Information-Theoretic Foundations of Deep Learning | MultiCom Research Group

One central research direction applies information-theoretic tools to analyze and improve deep learning.

Deep neural networks can be viewed as nonlinear information-processing systems that transform inputs into internal representations and predictions. This perspective enables the use of information-theoretic tools to analyze how learning systems extract, concentrate, and transmit useful information.

A central concept in this work is conditional mutual information (CMI), which provides a principled way to characterize the information concentration within each class and the separation between classes achieved by a deep neural network. CMI serves as a unifying instrument across our research: it measures the quality of a model's internal representations, governs its susceptibility to knowledge distillation, and connects classification performance to the geometry of the learned output distribution.
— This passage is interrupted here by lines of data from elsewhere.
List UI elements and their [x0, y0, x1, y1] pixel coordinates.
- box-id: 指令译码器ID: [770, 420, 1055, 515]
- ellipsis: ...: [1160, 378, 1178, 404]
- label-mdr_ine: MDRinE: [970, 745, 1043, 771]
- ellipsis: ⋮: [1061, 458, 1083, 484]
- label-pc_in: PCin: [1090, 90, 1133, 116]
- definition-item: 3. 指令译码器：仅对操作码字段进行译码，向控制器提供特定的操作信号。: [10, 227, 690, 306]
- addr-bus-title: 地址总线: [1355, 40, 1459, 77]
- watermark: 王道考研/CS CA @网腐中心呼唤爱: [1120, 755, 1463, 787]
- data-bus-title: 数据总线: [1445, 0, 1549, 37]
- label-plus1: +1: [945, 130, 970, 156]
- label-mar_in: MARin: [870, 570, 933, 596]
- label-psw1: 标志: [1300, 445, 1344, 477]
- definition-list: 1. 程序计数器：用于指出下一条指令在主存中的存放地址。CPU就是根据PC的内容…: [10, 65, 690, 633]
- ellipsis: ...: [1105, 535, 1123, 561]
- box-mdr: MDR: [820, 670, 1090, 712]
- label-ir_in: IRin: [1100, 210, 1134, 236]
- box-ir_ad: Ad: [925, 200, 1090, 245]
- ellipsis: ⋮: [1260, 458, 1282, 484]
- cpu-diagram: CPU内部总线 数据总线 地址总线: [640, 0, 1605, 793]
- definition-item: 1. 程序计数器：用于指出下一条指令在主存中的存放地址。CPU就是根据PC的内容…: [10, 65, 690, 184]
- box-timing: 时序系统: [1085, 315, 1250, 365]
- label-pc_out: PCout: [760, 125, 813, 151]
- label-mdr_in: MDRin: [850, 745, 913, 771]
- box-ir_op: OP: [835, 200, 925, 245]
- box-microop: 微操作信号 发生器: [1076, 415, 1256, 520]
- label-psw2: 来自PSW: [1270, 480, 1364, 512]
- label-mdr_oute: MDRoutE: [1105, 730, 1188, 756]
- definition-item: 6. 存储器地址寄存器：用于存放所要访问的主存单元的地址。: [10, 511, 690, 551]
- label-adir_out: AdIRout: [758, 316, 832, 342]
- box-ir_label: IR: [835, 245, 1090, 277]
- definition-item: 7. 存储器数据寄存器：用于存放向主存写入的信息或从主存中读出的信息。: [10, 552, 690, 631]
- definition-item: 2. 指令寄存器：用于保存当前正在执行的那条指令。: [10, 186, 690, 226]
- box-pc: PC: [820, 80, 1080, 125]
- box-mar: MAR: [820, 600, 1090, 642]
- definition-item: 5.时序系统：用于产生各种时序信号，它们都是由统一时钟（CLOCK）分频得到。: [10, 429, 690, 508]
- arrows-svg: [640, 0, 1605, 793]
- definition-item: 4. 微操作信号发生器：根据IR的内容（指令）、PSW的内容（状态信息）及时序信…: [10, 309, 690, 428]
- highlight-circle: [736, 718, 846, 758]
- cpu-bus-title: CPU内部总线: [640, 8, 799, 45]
Building on this perspective, our research has developed several algorithmic frameworks, including

conditional mutual information constrained deep learning,

conditional mutual information minimized learning, and

information-theoretic knowledge distillation.

These approaches improve accuracy, robustness, and model security — including resistance to adversarial attacks and protection of model intellectual property — while providing deeper theoretical insight into how modern learning systems process and represent information.

A broader long-term goal is to develop information-theoretic principles for understanding model complexity, including the embedding dimension of large language models. Embedding dimension is a key factor controlling both the computational cost and the representational power of modern AI systems, yet it is currently chosen largely through empirical trial and error. Bringing information-theoretic reasoning to bear on this question is one of the lab's ongoing directions.